Crowdfunding, is a new way to raise money for small businesses. After the recent passage of the JOBS (Jumpstart Our Small Businesses) Act and the rise of websites such as Kickstarter.com and Indiegogo.com, Crowdfunding has become a popular way for ventures to raise money without having to deal with the traditional difficulties of Venture Capital funding.
What is Crowdfunding?
Crowdfunding is a way of raising money for a specific project using the internet and social networking technologies to get small amounts of money from a lot of people (Therefore, a lot of money). Your friends, family and fans may each only be able to give a small amount, but if you can convince enough people to donate, or several mega donors plus many small ones, you can reach your funding goal.
How does the Crowdfunding process work?
An artist, small-businesss, etc. sets up a page online, typically through a platform like Kickstarter or IndieGoGo. Their page provides a clear overview of the project, the amount of money sought and exactly what it will be used for. (ex. An iPhone App) Also the business may provide a video about the project or other examples of the work such as a Website URL or a song to listen to. Supporters should be able to donate money simply and easily through this page (both Kickstarter and IndieGoGo make this easy). On the project’s page, the artist should also offer incentives and rewards to supporters at different levels (ex. a donation of $25 will get the supporter a T-Shirt).

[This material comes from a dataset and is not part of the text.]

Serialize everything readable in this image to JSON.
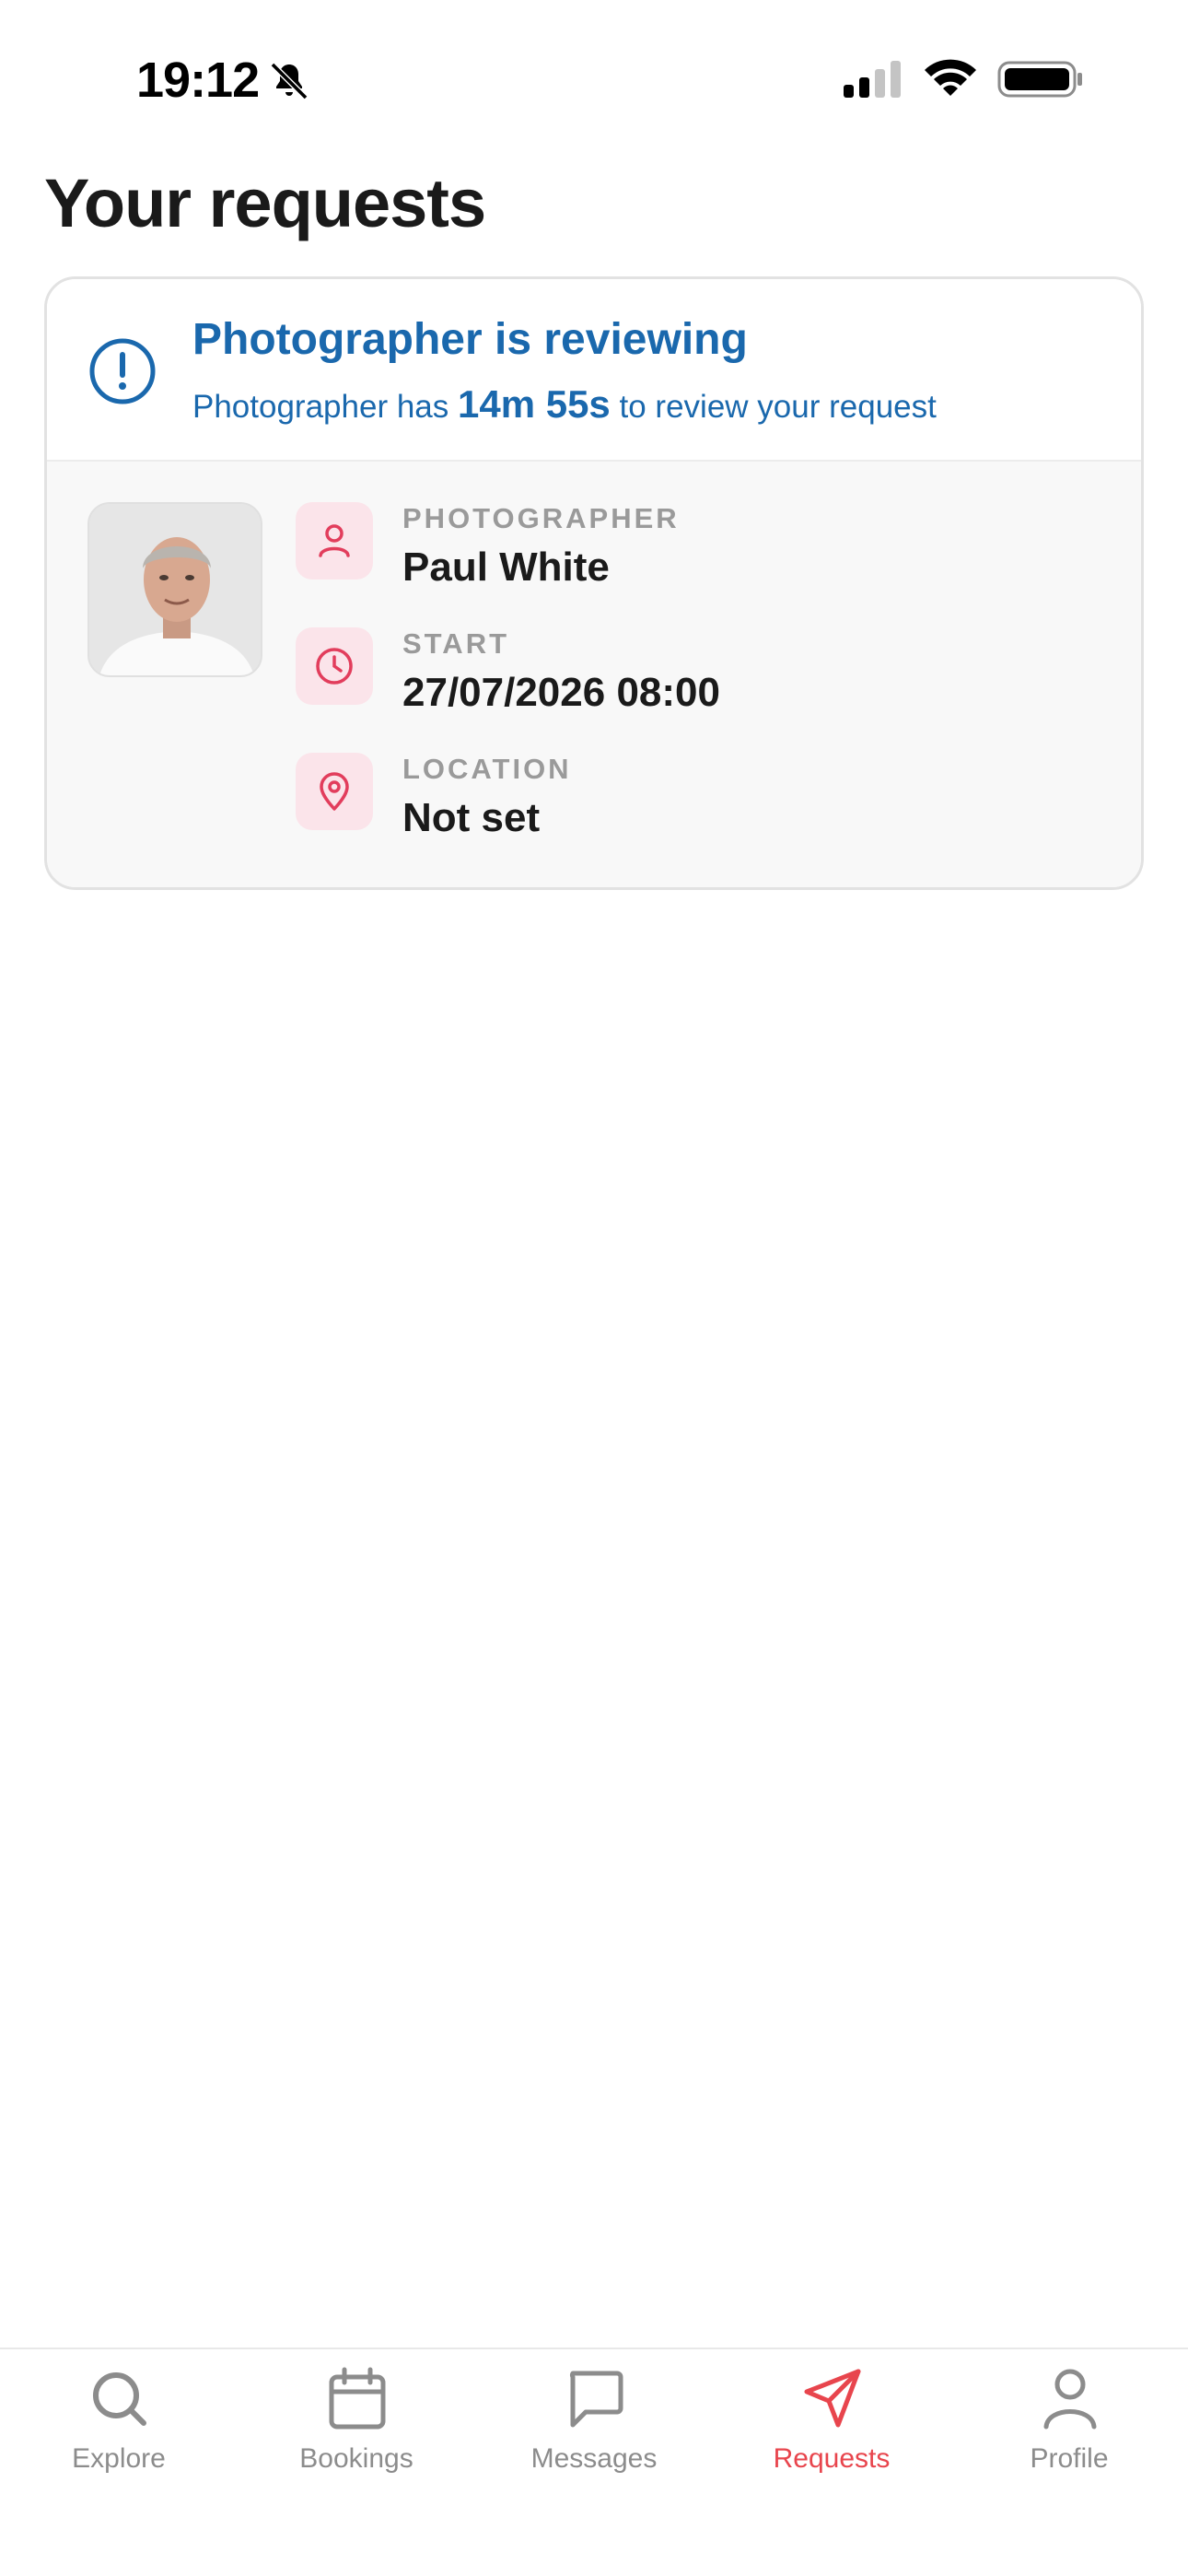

After the page is created the Small Business or Artist reaches out to their entire network(s), using Social Media and asks them to give money to the project and to spread the word to their networks. Hopefully, all these donations will add up to enough money for the artist to complete her project.
Regardless if the artist or business completes their monetary goal they get to keep 100% ownership of her project. Crowdfunding is not the same as gathering investors who then receive equity in a company.